Not That Kind of Girl: A Young Woman Tells You What She's "Learned"(10)



Trixiebelle86: Did Shane say if Igor stopped liking me?




I’m not sure who to tell because I’m not sure who will care, and I don’t want to explain the whole thing to anyone. It was impossible for my parents to understand the reality of Igor when he was alive, so why would they get it when he was dead?

A year later I have to change my screen name because a boy at school, a massive hairy boy with a face like a Picasso painting, sends me an email saying he’s going to rape me and cover me in barbecue sauce. He’s the only guy who likes me in that way, but I wish he wouldn’t. He mentions having a machete and attaches a photograph of a kitten that has been stuffed inside a bottle and left to die. My father is justifiably angry and calls my uncle, who is a lawyer and says the police need to be involved. For the first and last time, I am escorted home from school by the cops. When they go to his house, they find he has printed and saved all of our instant messages, pages and pages of them. One of the officers implies I shouldn’t have been so nice to him if I didn’t like him “that way.” I tell them I just felt sorry for him. They say I should be more careful in the future. I am ashamed.

My new screen name includes my real name and is only shared with select friends and family, but I transfer all my contacts, so I can always see who is logged on when. One day, in my here to chat bar, I see him: Pyro0001. The world goes fast, then slow again, the way it does sometimes when I get up to pee in the night and the whole house sounds like it’s saying Lena, Lena, Lena.

“Hey,” I type.

The name disappears.

I walk around for the rest of that day like I’ve seen a ghost. I type his full name into multiple search engines, looking for an obituary or some evidence that he existed. I mean, Juliana knew him. She met him. She heard his accent. He was real. He is dead. Fake people don’t die. Fake people don’t even exist.

Years later, I will give his last name to a character on my television show. A smoke signal, so that whoever wants to know can know: he was kind to me. He had things to say. There was a way in which I loved him. I did, I did, I did.





——

September 27, 2010

A.,1

Before I get back to writing I had to jot this down to you.2 Like, the last six times we’ve spoken it has ended with a series of long silences where I say something, then another thing to modify it, then I sort of apologize, then I sort of unapologize.3 That would be funny as a scene in an indie rom-com,4 funny the first few times it happens, but it doesn’t need to happen because I should just be able to get off the phone and say “enjoy your day, A., I’ll talk with you soon.” I’m obviously fishing for stuff and then explaining it away between silences.

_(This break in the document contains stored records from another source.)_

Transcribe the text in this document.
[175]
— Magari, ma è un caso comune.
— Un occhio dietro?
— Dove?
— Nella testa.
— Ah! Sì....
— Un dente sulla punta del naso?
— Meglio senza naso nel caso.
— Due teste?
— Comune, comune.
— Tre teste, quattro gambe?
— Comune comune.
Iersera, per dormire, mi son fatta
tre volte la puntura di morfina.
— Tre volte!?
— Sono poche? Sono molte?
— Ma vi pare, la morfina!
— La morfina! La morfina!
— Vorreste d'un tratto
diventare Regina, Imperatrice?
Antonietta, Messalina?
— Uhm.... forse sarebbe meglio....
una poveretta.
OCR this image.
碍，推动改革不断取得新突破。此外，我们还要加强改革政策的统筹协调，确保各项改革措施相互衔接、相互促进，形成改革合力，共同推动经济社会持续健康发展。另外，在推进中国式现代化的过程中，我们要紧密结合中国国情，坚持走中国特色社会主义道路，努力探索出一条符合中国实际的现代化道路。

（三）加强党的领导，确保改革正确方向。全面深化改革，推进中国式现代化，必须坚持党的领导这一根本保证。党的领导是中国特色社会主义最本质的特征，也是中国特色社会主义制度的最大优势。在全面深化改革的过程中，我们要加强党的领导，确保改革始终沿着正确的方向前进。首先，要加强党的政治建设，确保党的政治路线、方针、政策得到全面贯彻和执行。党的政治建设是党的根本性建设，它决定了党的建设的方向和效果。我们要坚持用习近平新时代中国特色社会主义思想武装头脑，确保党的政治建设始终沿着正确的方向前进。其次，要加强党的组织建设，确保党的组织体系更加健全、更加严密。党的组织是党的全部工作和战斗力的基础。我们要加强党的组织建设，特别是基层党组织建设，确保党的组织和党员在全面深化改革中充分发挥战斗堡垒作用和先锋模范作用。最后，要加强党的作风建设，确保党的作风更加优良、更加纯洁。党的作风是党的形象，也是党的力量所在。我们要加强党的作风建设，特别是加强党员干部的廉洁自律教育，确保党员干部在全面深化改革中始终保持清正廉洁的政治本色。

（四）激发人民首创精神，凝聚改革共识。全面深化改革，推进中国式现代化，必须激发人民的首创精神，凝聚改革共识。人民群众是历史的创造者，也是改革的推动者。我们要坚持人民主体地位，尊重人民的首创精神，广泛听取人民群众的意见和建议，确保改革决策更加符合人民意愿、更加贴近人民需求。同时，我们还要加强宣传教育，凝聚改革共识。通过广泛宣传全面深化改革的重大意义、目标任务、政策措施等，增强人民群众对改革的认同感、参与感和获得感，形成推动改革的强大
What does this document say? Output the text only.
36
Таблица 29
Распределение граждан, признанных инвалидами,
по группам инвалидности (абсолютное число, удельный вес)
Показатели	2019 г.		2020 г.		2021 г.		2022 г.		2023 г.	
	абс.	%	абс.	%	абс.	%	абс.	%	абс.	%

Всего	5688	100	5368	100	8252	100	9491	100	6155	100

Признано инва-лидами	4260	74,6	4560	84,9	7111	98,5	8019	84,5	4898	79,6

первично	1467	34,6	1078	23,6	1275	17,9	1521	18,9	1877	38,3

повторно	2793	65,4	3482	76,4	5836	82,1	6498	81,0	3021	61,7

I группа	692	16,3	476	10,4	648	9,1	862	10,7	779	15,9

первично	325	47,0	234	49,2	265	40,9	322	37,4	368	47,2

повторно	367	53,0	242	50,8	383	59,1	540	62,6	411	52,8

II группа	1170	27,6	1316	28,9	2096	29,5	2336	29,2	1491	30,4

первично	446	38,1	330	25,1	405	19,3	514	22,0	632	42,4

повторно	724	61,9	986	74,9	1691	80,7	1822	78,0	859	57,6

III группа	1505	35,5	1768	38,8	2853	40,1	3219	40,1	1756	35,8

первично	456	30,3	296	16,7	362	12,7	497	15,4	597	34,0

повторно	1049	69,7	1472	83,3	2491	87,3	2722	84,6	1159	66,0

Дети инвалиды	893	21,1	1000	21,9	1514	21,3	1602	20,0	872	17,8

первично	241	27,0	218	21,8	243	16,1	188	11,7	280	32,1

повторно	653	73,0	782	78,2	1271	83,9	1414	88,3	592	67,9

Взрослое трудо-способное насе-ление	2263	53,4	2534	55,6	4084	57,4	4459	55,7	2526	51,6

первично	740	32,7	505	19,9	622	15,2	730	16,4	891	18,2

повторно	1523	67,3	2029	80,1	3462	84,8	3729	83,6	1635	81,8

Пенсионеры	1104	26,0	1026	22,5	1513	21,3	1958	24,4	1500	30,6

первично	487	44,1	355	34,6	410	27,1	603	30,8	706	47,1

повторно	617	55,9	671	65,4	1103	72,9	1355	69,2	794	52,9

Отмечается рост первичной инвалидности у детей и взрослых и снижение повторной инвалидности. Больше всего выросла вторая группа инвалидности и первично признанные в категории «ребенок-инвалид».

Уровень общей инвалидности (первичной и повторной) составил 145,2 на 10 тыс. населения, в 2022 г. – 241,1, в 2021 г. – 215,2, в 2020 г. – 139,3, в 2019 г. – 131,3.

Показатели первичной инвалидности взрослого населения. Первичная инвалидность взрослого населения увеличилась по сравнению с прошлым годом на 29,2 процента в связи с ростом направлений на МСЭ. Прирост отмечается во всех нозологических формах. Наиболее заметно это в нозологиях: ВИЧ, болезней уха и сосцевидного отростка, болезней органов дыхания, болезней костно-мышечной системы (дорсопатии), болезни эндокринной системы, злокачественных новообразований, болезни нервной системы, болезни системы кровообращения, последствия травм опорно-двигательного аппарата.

I should stop apologizing for being overly analytical about this, even though I am sorry (not to you but in a deeper way, sorry for my brain chemistry and who I am. I do what I can that isn’t heroin to modify it but I was born as anxious and obsessive as any incredibly gorgeous child ever could be.)5 The dynamics of romantic relationships are obviously fascinating to us both, artistically and theoretically.6 Ditto sex. But it’s harder to incorporate into your actual working life in a way that’s comfortable.7

I obviously like you a lot. Not in a scary oppressive way8 and not in an “I just came looking at a picture of you” way (though I did do that)9 but in the way that I am going out of my way to make you a part of my life, or just to figure out what it could be. I was so ready to spend four months in Los Angeles really embracing this alien city of bad trees, letting my parents visit me and hiking and maybe dating some douche bag just for the story.10 A week before I met you I quipped to someone “I would be a horrible girlfriend at this point in my life, because I’m both needy and unavailable.”11 Jokes aren’t just jokes.12

It feels really good to check in with you, and I’m intrigued by the possibility of sharing certain kinds of concerns regularly.13 Because I’m here and you’re there it can’t happen totally organically, and because I’m me I have a hard time sitting with that. So that’s why I try to understand if I’ll see you when I come home, or if you think about me when you jerk off,14 or just how available you are to have your life futzed with a little bit.

The night of the party when we met, when you told me to meet you on the corner, I was really sure that I would go out there and you’d have tricked me and gone someplace else. And then you weren’t exactly where you said you’d be but you were nearby.15

OK,16

L17

p.s. If you don’t have anything to say back to this email it will be some kind of incredible poetic justice.18 Also, sorry this email is so unfunny.19





* * *



1 Addressing my beloved by a single initial seemed romantic, like the desperate and secretive correspondence of two married intellectuals in the late nineteenth century. Lest the meddling postmaster discover our identities and reveal our affair to our vindictive spouses, we will communicate using a code. That code shall be: the first letter of our names.

2 “Jot” is a pretty casual word for the dissertation on emotional dysfunction that follows. Throughout the course of this relationship, I wrote A. epics that he would answer with either a single word (“cool,” “sure”) or a screed on a totally unrelated matter that was currently nagging him, like the impossibility of finding fashionable winter boots or the lack of modern-day Hemingways. I would comb these emails, searching desperately for a hint that they were truly for and about me, and come away knowing only that they had, in fact, been sent to my address.